1、故障转移
在(34)中提到了failover_state的状态会被设置为:SENTINEL_FAILOVER_STATE_UPDATE_CONFIG。这里需要注意的是这个状态的处理方法并不在之前提到的sentinelFailoverStateMachine中。这个方法的处理五个状态中并不包含上述状态。除了上述状态外还有一个状态:SENTINEL_FAILOVER_STATE_NONE。
整个故障转移流程的状态如下所示:
/* Failover machine different states. */
#define SENTINEL_FAILOVER_STATE_NONE 0 /* No failover in progress. */
#define SENTINEL_FAILOVER_STATE_WAIT_START 1 /* Wait for failover_start_time*/
#define SENTINEL_FAILOVER_STATE_SELECT_SLAVE 2 /* Select slave to promote */
#define SENTINEL_FAILOVER_STATE_SEND_SLAVEOF_NOONE 3 /* Slave -> Master */
#define SENTINEL_FAILOVER_STATE_WAIT_PROMOTION 4 /* Wait slave to change role */
#define SENTINEL_FAILOVER_STATE_RECONF_SLAVES 5 /* SLAVEOF newmaster */
#define SENTINEL_FAILOVER_STATE_UPDATE_CONFIG 6 /* Monitor promoted slave. */
上述一共有7个状态,其中值为0的状态(即SENTINEL_FAILOVER_STATE_NONE)代表没有故障转移的状态。而1到5为之前解析的sentinelFailoverStateMachine方法中的状态。最后值为6的状态为文档(34)中提到的状态。

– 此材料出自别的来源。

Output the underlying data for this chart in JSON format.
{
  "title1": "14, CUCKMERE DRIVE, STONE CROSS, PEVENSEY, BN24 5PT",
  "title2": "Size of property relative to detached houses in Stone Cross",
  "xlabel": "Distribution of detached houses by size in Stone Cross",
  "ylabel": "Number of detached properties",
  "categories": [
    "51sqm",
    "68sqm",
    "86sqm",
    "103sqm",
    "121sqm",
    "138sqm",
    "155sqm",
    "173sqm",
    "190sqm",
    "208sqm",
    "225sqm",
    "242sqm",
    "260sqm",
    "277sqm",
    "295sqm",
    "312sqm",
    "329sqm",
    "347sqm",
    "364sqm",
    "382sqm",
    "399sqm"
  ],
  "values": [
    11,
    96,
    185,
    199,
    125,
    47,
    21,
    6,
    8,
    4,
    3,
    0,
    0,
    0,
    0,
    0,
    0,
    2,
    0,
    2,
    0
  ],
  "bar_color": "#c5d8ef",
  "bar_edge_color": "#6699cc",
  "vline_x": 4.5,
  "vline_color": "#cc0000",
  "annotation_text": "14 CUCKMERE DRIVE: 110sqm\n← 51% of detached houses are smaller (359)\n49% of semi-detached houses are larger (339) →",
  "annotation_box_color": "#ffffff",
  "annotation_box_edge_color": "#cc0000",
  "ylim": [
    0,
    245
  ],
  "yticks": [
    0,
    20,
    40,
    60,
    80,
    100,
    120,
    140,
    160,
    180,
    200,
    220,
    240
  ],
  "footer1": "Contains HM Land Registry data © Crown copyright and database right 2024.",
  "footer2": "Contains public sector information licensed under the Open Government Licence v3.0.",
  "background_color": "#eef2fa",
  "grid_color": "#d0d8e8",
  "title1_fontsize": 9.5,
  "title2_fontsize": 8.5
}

对于整个故障转移来说需要将该状态重新设置为0,并将相关参数设置为没有故障转移的状态,这个过程才算完成。所以即使在(34)的解析中Redis服务器已经能够正常提供服务,这个故障转移流程也没有结束。
而对于状态SENTINEL_FAILOVER_STATE_UPDATE_CONFIG的处理方法为:sentinelHandleDictOfRedisInstances。这个方法在文档(26)中提到过。它是有哨兵的sentinelTimer方法调用,而在其方法内部会调用一个重要的函数:sentinelHandleRedisInstance。sentinelHandleDictOfRedisInstances方法的具体内容如下:
/* Perform scheduled operations for all the instances in the dictionary.
* Recursively call the function against dictionaries of slaves. */
void sentinelHandleDictOfRedisInstances(dict *instances) {
dictIterator *di;
dictEntry *de;
sentinelRedisInstance *switch_to_promoted = NULL;
/* There are a number of things we need to perform against every master. */
di = dictGetIterator(instances);
while((de = dictNext(di)) != NULL) {
sentinelRedisInstance *ri = dictGetVal(de);
sentinelHandleRedisInstance(ri);
if (ri->flags & SRI_MASTER) {
sentinelHandleDictOfRedisInstances(ri->slaves);
sentinelHandleDictOfRedisInstances(ri->sentinels);
if (ri->failover_state == SENTINEL_FAILOVER_STATE_UPDATE_CONFIG) {
switch_to_promoted = ri;
}
}
}
if (switch_to_promoted)
sentinelFailoverSwitchToPromotedSlave(switch_to_promoted);
dictReleaseIterator(di);
}
在代码第17行出现了我们要分析的状态SENTINEL_FAILOVER_STATE_UPDATE_CONFIG,这里的逻辑很简单:先检查状态是否为需求状态,若是则为参数switch_to_promoted赋值,然后在第22行的if语句内的内容会被执行。这里它只执行了一个方法:sentinelFailoverSwitchToPromotedSlave。
该方法内容如下:
/* This function is called when the slave is in
* SENTINEL_FAILOVER_STATE_UPDATE_CONFIG state. In this state we need
* to remove it from the master table and add the promoted slave instead. */
void sentinelFailoverSwitchToPromotedSlave(sentinelRedisInstance *master) {
sentinelRedisInstance *ref = master->promoted_slave ?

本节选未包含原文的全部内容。